# Solutions

<h1>Table of Contents<span class="tocSkip"></span></h1>
<div class="toc"><ul class="toc-item"><li><span><a href="#Files" data-toc-modified-id="Files-1"><span class="toc-item-num">1&nbsp;&nbsp;</span>Files</a></span></li><li><span><a href="#Regular-Expressions" data-toc-modified-id="Regular-Expressions-2"><span class="toc-item-num">2&nbsp;&nbsp;</span>Regular Expressions</a></span></li><li><span><a href="#Project-–-The-Invoices" data-toc-modified-id="Project-–-The-Invoices-3"><span class="toc-item-num">3&nbsp;&nbsp;</span>Project – The Invoices</a></span></li></ul></div>

## Files

**1.2.3 File creator function**

Ok, so a function that creates a plaintext file! There are a bunch of ways to do this. But this is how I would do it. As always, I try to base the solutions of what has been taught so far in the course.

First, we import the `Path` class from the `pathlib` module:

In [2]:
from pathlib import Path

Since we will use the `Path` class in our function, we must convert the first parameter to a path object. Why? Because some users may pass a string value as the path, and strings don't have the method `.is_absolute()`. It would crash!

In [35]:
def file_creator(path, content):
    path = Path(path)
    if not path.is_absolute():
        print("The path you provided isn't working.",
              "It should be an absolute path, try again!")
        return
    else:
        if not ".txt" in str(path):
            print("You must include a textfile in your path!")
            return
        else:
            file = open(path,"w")
            file.write(content)

I also included the if-statement `if not ".txt" in str(path):`. If the user forgets to include a filename in their path, the function will crash. The `open()` function needs a filename at the end of the passed path argument. 

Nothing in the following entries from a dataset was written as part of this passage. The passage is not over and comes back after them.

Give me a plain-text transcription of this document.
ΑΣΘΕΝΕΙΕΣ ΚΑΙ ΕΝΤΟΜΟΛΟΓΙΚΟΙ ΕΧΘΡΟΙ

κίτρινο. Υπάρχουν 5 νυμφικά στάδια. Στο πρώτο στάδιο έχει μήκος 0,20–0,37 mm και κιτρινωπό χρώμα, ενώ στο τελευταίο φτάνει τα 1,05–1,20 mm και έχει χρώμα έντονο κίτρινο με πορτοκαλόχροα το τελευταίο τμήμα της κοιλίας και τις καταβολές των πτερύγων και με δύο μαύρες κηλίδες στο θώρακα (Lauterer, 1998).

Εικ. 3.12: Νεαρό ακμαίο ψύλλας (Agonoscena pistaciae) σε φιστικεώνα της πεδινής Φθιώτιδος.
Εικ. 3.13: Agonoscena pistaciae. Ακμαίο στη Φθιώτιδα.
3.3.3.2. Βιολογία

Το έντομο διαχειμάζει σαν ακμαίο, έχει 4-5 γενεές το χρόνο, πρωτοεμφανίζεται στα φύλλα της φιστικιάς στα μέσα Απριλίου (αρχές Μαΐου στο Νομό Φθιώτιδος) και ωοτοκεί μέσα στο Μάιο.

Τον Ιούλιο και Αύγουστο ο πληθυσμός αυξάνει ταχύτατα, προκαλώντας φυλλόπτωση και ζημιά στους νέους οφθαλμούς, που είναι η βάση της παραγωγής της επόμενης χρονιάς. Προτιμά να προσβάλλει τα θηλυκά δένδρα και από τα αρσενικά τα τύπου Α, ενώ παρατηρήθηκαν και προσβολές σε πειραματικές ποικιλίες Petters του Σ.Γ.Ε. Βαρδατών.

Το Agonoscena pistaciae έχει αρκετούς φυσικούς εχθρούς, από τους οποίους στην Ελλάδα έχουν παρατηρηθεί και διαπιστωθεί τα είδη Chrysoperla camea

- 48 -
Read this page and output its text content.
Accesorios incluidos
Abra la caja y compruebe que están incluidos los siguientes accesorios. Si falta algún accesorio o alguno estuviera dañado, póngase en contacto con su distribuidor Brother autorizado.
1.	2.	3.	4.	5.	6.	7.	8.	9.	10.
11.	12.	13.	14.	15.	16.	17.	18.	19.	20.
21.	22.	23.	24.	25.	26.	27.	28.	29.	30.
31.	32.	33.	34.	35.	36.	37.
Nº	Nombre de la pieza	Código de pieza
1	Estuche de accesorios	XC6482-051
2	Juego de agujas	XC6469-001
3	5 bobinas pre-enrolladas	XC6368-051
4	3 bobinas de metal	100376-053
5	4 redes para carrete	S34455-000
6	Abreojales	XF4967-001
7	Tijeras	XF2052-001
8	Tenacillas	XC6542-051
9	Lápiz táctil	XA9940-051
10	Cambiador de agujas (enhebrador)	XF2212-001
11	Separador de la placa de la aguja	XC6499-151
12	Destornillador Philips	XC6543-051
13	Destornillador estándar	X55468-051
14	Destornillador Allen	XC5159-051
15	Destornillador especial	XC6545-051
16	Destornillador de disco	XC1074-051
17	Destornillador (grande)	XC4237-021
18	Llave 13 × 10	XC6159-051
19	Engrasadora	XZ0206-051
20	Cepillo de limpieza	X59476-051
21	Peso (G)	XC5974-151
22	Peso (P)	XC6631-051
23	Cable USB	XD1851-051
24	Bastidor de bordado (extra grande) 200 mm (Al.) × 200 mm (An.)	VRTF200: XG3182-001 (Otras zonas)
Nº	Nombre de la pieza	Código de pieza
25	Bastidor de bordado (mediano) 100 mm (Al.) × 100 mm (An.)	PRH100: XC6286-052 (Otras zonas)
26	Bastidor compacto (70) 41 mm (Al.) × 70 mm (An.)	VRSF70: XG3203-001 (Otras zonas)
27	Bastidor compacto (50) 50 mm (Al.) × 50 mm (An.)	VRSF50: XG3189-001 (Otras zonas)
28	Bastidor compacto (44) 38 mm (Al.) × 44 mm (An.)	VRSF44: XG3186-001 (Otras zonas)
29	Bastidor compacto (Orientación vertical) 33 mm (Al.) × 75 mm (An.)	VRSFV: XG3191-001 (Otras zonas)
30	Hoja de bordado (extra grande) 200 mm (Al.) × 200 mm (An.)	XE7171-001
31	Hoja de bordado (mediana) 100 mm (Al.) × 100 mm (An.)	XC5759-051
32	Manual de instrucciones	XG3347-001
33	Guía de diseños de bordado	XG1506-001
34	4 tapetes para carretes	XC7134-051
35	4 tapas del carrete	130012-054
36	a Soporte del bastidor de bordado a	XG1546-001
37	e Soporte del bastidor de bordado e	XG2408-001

The if-statement checks to see "if there isn't a file extension in the path, print a warning!" It does so by checking if the string ".txt" isn't in the path. But this will only work if we convert the path into a string value, hence the `str(path)`. Path objects can't be looped over (they aren't iterable).

If we pass something that isn't an absolute path, such as an empty string, the function will warn us and abort:

In [32]:
file_creator("","Hello")

The path you provided isn't working. It should be an absolute path, try again!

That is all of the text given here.